Yellowfin Tuna BellyYellowfin tuna belly is a premium cut with rich marbling, often served raw in sushi or sashimi for its buttery texture and deep umami flavor.
Tuna BellyTuna belly is the fattiest part of the tuna, with a pale pink color and fine, clear marbling patterns on its surface. It is typically prepared and cooked simply—such as thin slicing, light grilling, or served raw—to preserve its original tenderness and rich juice.
Tuna SushiTuna sushi is made with fresh tuna, seasoned rice, and seaweed. Tuna slices are placed on hand-formed rice or rolled in seaweed to create nigiri or maki. No extra seasonings are added to highlight the natural flavor of the ingredients.
Tuna Foie Gras MousseA luxurious mousse made from tuna and foie gras, delicately blended for a rich, smooth texture.

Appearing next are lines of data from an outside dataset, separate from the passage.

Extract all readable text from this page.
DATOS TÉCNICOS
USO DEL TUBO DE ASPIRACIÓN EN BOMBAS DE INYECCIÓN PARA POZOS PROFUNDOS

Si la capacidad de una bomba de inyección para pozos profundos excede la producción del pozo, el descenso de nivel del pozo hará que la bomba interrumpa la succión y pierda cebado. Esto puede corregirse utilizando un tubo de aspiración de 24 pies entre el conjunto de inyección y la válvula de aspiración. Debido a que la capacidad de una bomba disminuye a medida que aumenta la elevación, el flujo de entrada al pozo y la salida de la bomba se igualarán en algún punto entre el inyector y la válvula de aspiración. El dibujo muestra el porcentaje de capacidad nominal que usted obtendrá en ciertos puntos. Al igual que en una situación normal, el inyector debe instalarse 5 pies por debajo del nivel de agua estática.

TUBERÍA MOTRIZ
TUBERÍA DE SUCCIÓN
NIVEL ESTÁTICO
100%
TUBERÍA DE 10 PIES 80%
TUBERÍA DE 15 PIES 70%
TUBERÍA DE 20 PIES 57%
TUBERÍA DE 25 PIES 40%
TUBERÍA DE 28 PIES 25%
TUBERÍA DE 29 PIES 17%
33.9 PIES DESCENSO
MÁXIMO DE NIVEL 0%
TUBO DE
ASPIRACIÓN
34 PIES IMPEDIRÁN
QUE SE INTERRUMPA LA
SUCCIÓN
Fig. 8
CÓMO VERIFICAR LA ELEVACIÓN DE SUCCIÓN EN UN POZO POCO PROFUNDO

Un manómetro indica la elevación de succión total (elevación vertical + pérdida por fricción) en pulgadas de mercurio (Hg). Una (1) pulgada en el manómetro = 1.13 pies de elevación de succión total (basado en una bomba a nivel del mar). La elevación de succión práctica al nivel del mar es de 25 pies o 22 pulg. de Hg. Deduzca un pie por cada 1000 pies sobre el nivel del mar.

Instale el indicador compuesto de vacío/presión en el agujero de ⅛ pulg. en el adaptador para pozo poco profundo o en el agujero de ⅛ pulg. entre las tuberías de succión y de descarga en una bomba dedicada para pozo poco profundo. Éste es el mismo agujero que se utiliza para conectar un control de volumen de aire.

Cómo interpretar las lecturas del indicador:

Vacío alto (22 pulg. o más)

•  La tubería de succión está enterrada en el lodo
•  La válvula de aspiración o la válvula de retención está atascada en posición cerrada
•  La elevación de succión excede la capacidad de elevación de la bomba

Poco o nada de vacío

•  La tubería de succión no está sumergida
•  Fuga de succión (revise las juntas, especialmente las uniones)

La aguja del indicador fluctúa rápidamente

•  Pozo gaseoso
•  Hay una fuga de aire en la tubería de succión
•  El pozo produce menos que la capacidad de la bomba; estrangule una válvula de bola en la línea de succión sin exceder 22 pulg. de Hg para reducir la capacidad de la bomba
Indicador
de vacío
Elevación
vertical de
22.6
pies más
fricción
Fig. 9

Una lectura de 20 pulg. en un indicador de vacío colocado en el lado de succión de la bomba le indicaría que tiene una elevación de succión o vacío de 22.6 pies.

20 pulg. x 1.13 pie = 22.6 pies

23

Bluefin Tuna StickBluefin tuna stick is made from fresh bluefin tuna, marinated, sliced into strips, coated with batter and deep-fried. Crispy on the outside, tender and fresh inside, with a mild salty and oceanic flavor.
AbaloneAbalone is a precious seafood. It is usually cleaned first, then stewed or steamed until fully cooked. Its flesh is tender and nutritious, often served as a main dish at high-end banquets.